I began to ask myself, "How upset can I be?" There was Ernie Banks who had played in the Negro Leagues, served our country, endured segregation, lived when Martin Luther King Jr. was assassinated and saw some of the darkest days in civil rights our nation has ever known -- and he was still smiling.

Then I began to wonder if I was the one who needed a new perspective.

All players need mentors, but African-American professional baseball players from my era looked for direct examples, for leaders. We needed them so as not to feel alone, to see that the path was even possible. We saw many teams in spring training that had diverse faces and colors from all over the world until we got to Double-A, then the rainbow of color was gone. That was my era. Conspiracy theories were sparked, bias and racism were brought up as to why certain players advanced and why others did not. Provable or not, it could be a toxic exercise. It could make you want to stop right there.
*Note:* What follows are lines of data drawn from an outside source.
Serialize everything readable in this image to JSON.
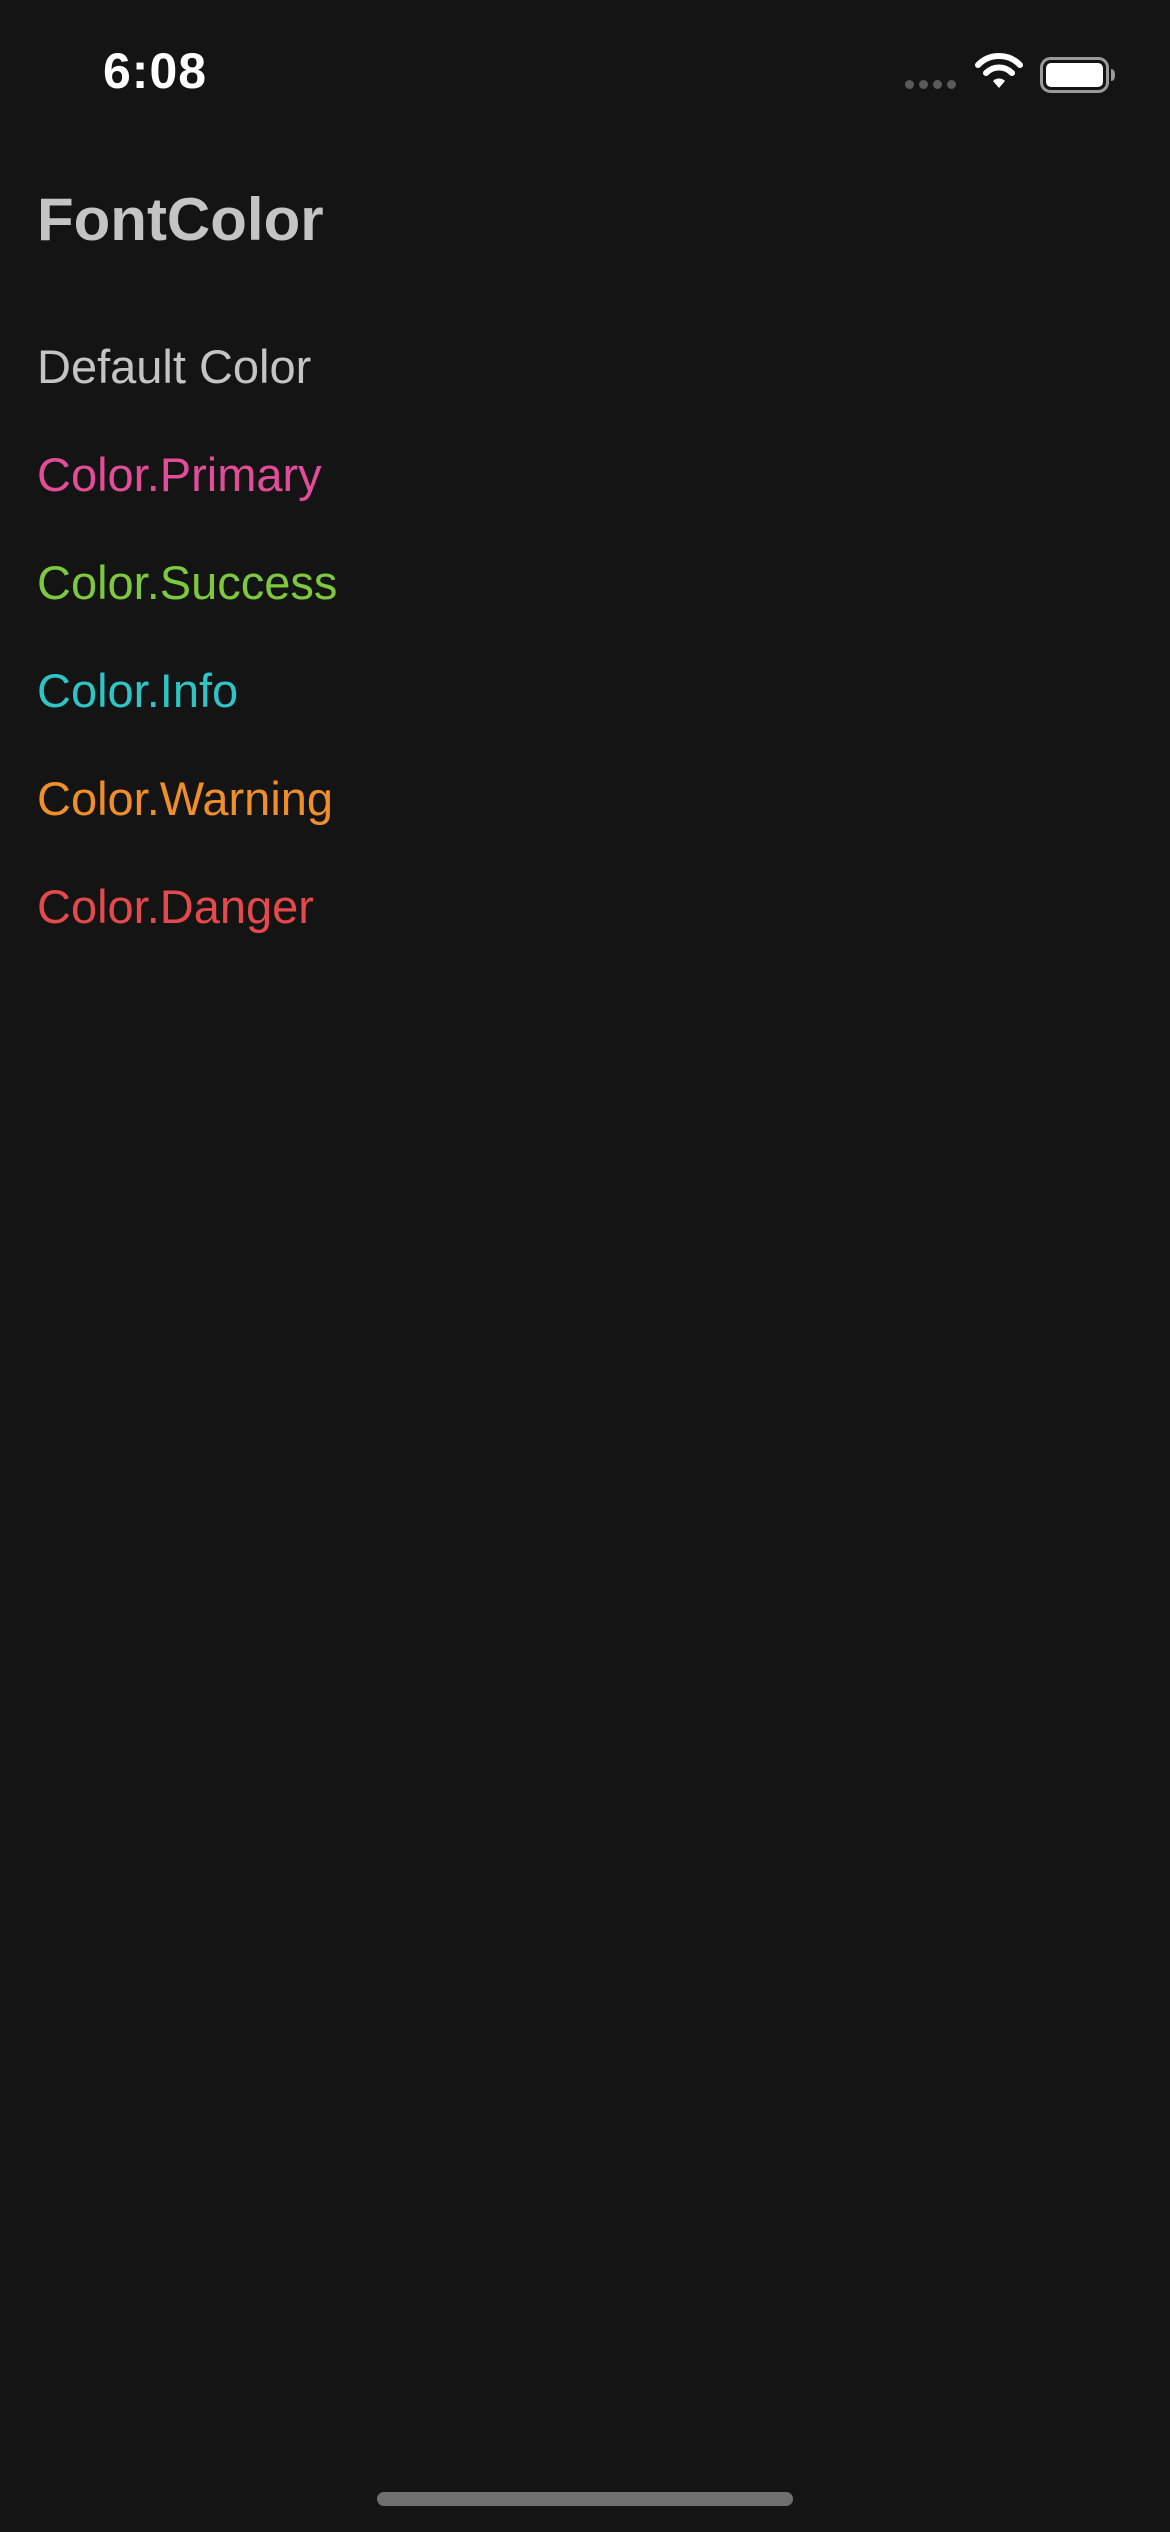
{
  "status_bar": {
    "time": "6:08"
  },
  "header": {
    "title": "FontColor"
  },
  "colors": {
    "default": "#c4c4c4",
    "primary": "#e34c98",
    "success": "#7ec840",
    "info": "#2fc5c7",
    "warning": "#f08f29",
    "danger": "#e44a4c"
  },
  "list": {
    "items": [
      {
        "label": "Default Color",
        "color": "#c4c4c4"
      },
      {
        "label": "Color.Primary",
        "color": "#e34c98"
      },
      {
        "label": "Color.Success",
        "color": "#7ec840"
      },
      {
        "label": "Color.Info",
        "color": "#2fc5c7"
      },
      {
        "label": "Color.Warning",
        "color": "#f08f29"
      },
      {
        "label": "Color.Danger",
        "color": "#e44a4c"
      }
    ]
  },
  "icons": {
    "signal": "cellular-signal-icon",
    "wifi": "wifi-icon",
    "battery": "battery-icon"
  }
}
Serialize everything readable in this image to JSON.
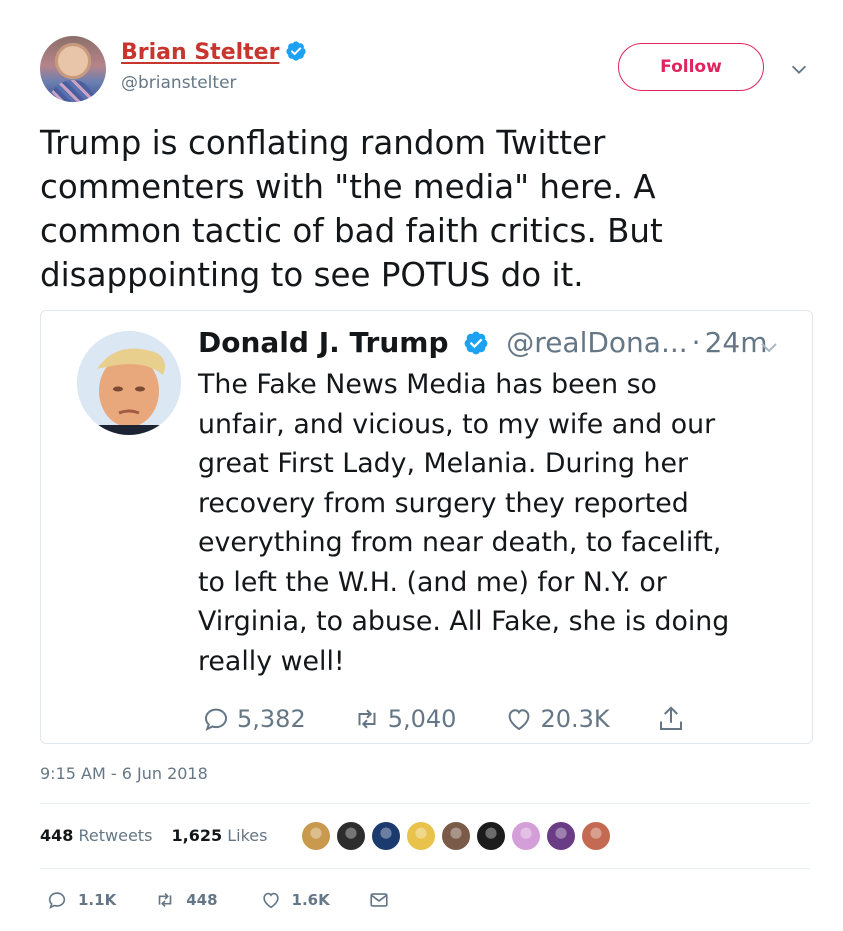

The advice we got was often worse, ranging from how to fit in, to how to deny your history, to how not to make people uncomfortable, to how to just be so good that you are undeniable, to how not to mess it up for the next group of African-Americans. But Ernie Banks scoffed at such apologetic and passive advice.

That mattered a lot to me. To see someone who endured much worse circumstances yet still be more positive and more optimistic than I was, even after I was living generations of better privilege later. It felt selfish to hold on to that pain and not find a way to be constructive with it. Ernie Banks made you see that we are the ones who are petty and live in artificial constructs of our own making. The game, life, the opportunity, the joy of the moment, the potential for tomorrow do not need to be spoiled by ignorance or bias, humanity or insecurity.

You cannot stay negative when someone like Ernie Banks is around you. And quite frankly, this has been my universal experience with his generation of African-American players. From Buck O'Neil on down the line, these players are remarkably resilient, optimistic, thankful, happy. Even when they served our country and endured second-class citizenship on their return. It made me understand that no matter how justified your reasons, being around these legendary people made you see the light of possibility, of how we have so many gifts even when people fall short of your hopes because they beat you down for your beliefs or your color or maybe even your height.

His smile told that story. It made me not worry. It made me proud, and maybe most importantly, it made me see baseball as being one of our greatest assets. And that even when race matters, we still have the power to encourage our country to live out its best, to be bigger than race.

Ernie Banks always knew we would ultimately get to a place of harmony, and amazingly, Mr. Cub didn't even have to say a word for you to understand that. He made you feel it. Always.